The thief still glamoured as Mychael pointed the gun at me. “You on the other hand are rather small. It may be too large a dose.” He took a few steps back, keeping his eyes and the gun on me. “Dalen,” he called, his voice entirely too casual. “What was that?”

“Cahil tripped, sir.”

The thief chuckled. “Human eyes in the dark are worthless.”

“Permission to drop our glamours?” the goblin called back.

“In a few minutes.”

Oh crap.

“Khrynsani,” I said. So much for help—at least for me.

He smirked. “You catch on quickly, but not quickly enough.”

Three Khrynsani glamoured as Guardians. Two had been glamoured as elves in the harbor. Who knew how many more there were in the citadel and around the city? No one knew.

And no one knew I was here.

With the Saghred and a goblin master thief glamoured as Mychael.

Something wasn’t adding up.

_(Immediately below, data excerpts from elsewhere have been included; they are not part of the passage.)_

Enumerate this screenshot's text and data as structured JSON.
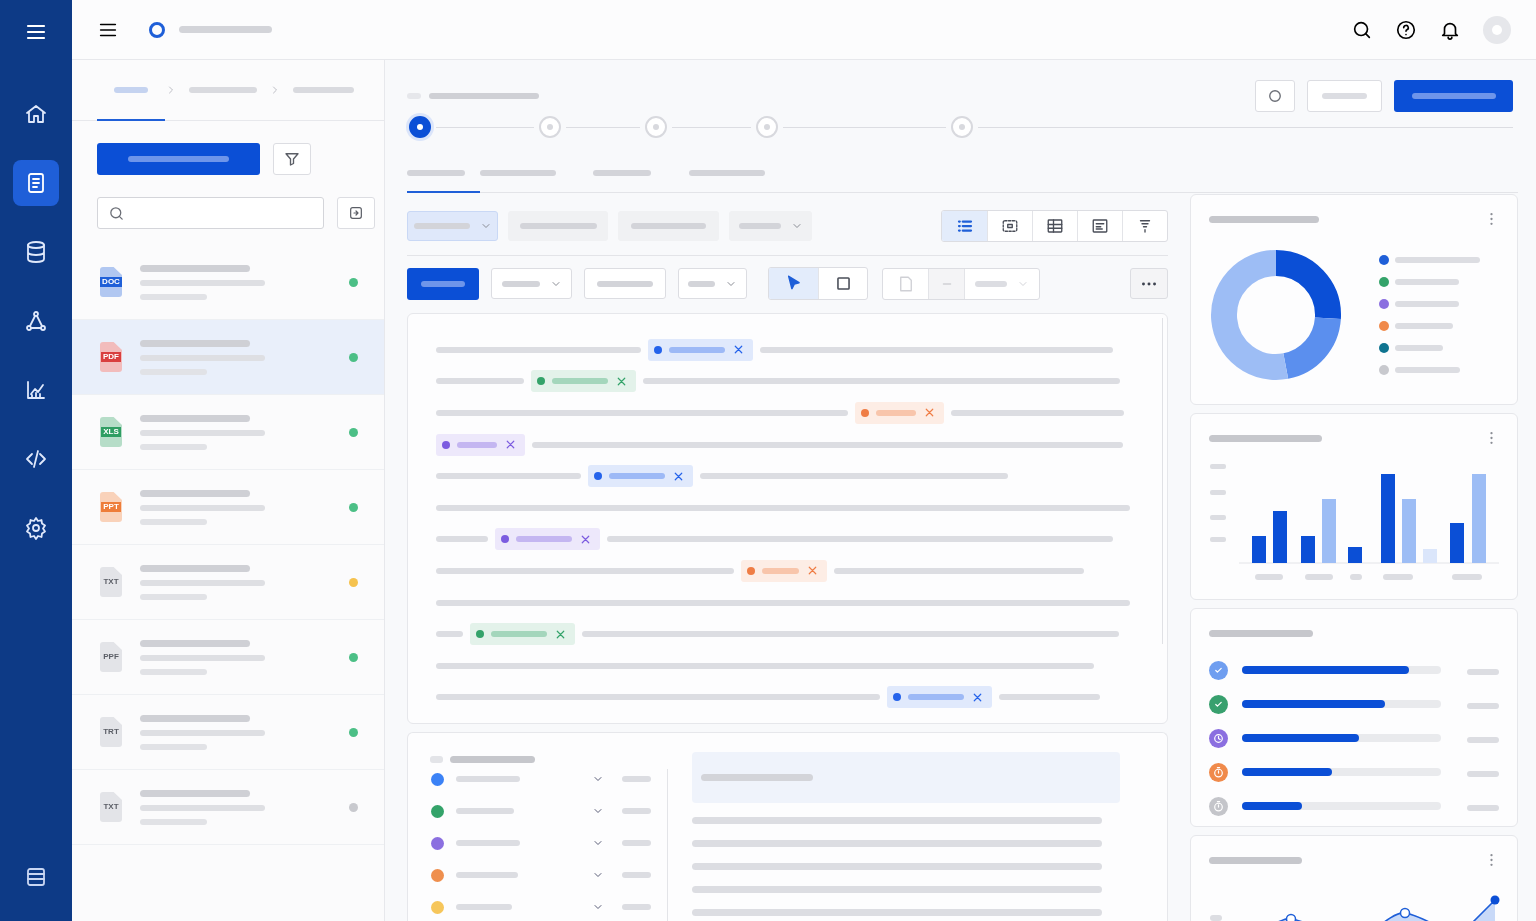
{
  "rail": [
    {
      "kind": "home",
      "selected": false
    },
    {
      "kind": "document",
      "selected": true
    },
    {
      "kind": "database",
      "selected": false
    },
    {
      "kind": "network",
      "selected": false
    },
    {
      "kind": "chart",
      "selected": false
    },
    {
      "kind": "code",
      "selected": false
    },
    {
      "kind": "settings",
      "selected": false
    }
  ],
  "sidebar": {
    "breadcrumb": [
      {
        "selected": true
      },
      {
        "selected": false
      },
      {
        "selected": false
      }
    ],
    "files": [
      {
        "label": "DOC",
        "kind": "colored",
        "color": "#1f5fd8",
        "status": {
          "color": "#4cbf86"
        },
        "selected": false
      },
      {
        "label": "PDF",
        "kind": "colored",
        "color": "#d93f3f",
        "status": {
          "color": "#4cbf86"
        },
        "selected": true
      },
      {
        "label": "XLS",
        "kind": "colored",
        "color": "#2f9e63",
        "status": {
          "color": "#4cbf86"
        },
        "selected": false
      },
      {
        "label": "PPT",
        "kind": "colored",
        "color": "#ee7d3a",
        "status": {
          "color": "#4cbf86"
        },
        "selected": false
      },
      {
        "label": "TXT",
        "kind": "plain",
        "color": "#5b5e66",
        "status": {
          "color": "#f5c24e"
        },
        "selected": false
      },
      {
        "label": "PPF",
        "kind": "plain",
        "color": "#5b5e66",
        "status": {
          "color": "#4cbf86"
        },
        "selected": false
      },
      {
        "label": "TRT",
        "kind": "plain",
        "color": "#5b5e66",
        "status": {
          "color": "#4cbf86"
        },
        "selected": false
      },
      {
        "label": "TXT",
        "kind": "plain",
        "color": "#5b5e66",
        "status": {
          "color": "#c8c9ce"
        },
        "selected": false
      }
    ]
  },
  "stepper": [
    {
      "selected": true
    },
    {
      "selected": false
    },
    {
      "selected": false
    },
    {
      "selected": false
    },
    {
      "selected": false
    }
  ],
  "tabs": [
    {
      "selected": true
    },
    {
      "selected": false
    },
    {
      "selected": false
    },
    {
      "selected": false
    }
  ],
  "filters": [
    {
      "kind": "dropdown",
      "selected": true
    },
    {
      "kind": "chip",
      "selected": false
    },
    {
      "kind": "chip",
      "selected": false
    },
    {
      "kind": "dropdown",
      "selected": false
    }
  ],
  "view_modes": [
    {
      "kind": "list",
      "selected": true
    },
    {
      "kind": "frame",
      "selected": false
    },
    {
      "kind": "table",
      "selected": false
    },
    {
      "kind": "form",
      "selected": false
    },
    {
      "kind": "funnel",
      "selected": false
    }
  ],
  "tools": [
    {
      "kind": "pointer",
      "selected": true
    },
    {
      "kind": "rectangle",
      "selected": false
    }
  ],
  "tags": [
    {
      "color": "#2563eb"
    },
    {
      "color": "#34a36a"
    },
    {
      "color": "#ef7d45"
    },
    {
      "color": "#7c5ce0"
    },
    {
      "color": "#2563eb"
    },
    {
      "color": "#7c5ce0"
    },
    {
      "color": "#ef7d45"
    },
    {
      "color": "#34a36a"
    },
    {
      "color": "#2563eb"
    }
  ],
  "legend": [
    {
      "color": "#1f5fd8"
    },
    {
      "color": "#34a36a"
    },
    {
      "color": "#8b6fe0"
    },
    {
      "color": "#f08a4b"
    },
    {
      "color": "#0f7490"
    },
    {
      "color": "#c8c9ce"
    }
  ],
  "progress": [
    {
      "kind": "check",
      "color": "#6f9ef0",
      "level": 0.84
    },
    {
      "kind": "check",
      "color": "#38a06e",
      "level": 0.72
    },
    {
      "kind": "clock",
      "color": "#8b6fe0",
      "level": 0.59
    },
    {
      "kind": "timer",
      "color": "#f08a4b",
      "level": 0.45
    },
    {
      "kind": "timer",
      "color": "#c4c5ca",
      "level": 0.3
    }
  ],
  "bottom_list": [
    {
      "color": "#3b82f6"
    },
    {
      "color": "#34a36a"
    },
    {
      "color": "#8b6fe0"
    },
    {
      "color": "#ef8f4e"
    },
    {
      "color": "#f6c65b"
    }
  ]
}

Like how the hell he was in two places at the same time—running from us with the Saghred one minute, then landing on a sky dragon as Mychael five minutes later? Not to mention, the longer I got him to talk, the longer Vegard and I got to keep breathing.

“You stole the Saghred and brought it here,” I said. “We saw you and chased you. Then you fly in here on a—”

Mychael smiled. The goblin might have looked like Mychael, but he didn’t bother to copy Mychael’s mannerisms any longer. His smile gave me ten different kinds of the creeps. “Did you actually see me on the dragon?”

“No, but—”

“Or any of my men?”

Realization dawned, and I thought it might just be worth taking a poison dart in the gut to get my hands on him. “Four Guardians flew in . . . you and those Khrynsani were there waiting. You killed them.”

“You make it sound simple,” the goblin said. “I assure you it was not. However, their arrival saved us a great deal of trouble.”

“You got what you came for,” I said. “So now you’re hiding in a basement?”

The thief winked at me. “Not hiding, Raine. Merely awaiting transportation.” He looked over my shoulder. “I’ve sent the signal that I have the Saghred; within minutes, we’ll have direct passage home. What would we do without magic?” He laughed. “Though it looks like you may be finding out; what a pity.”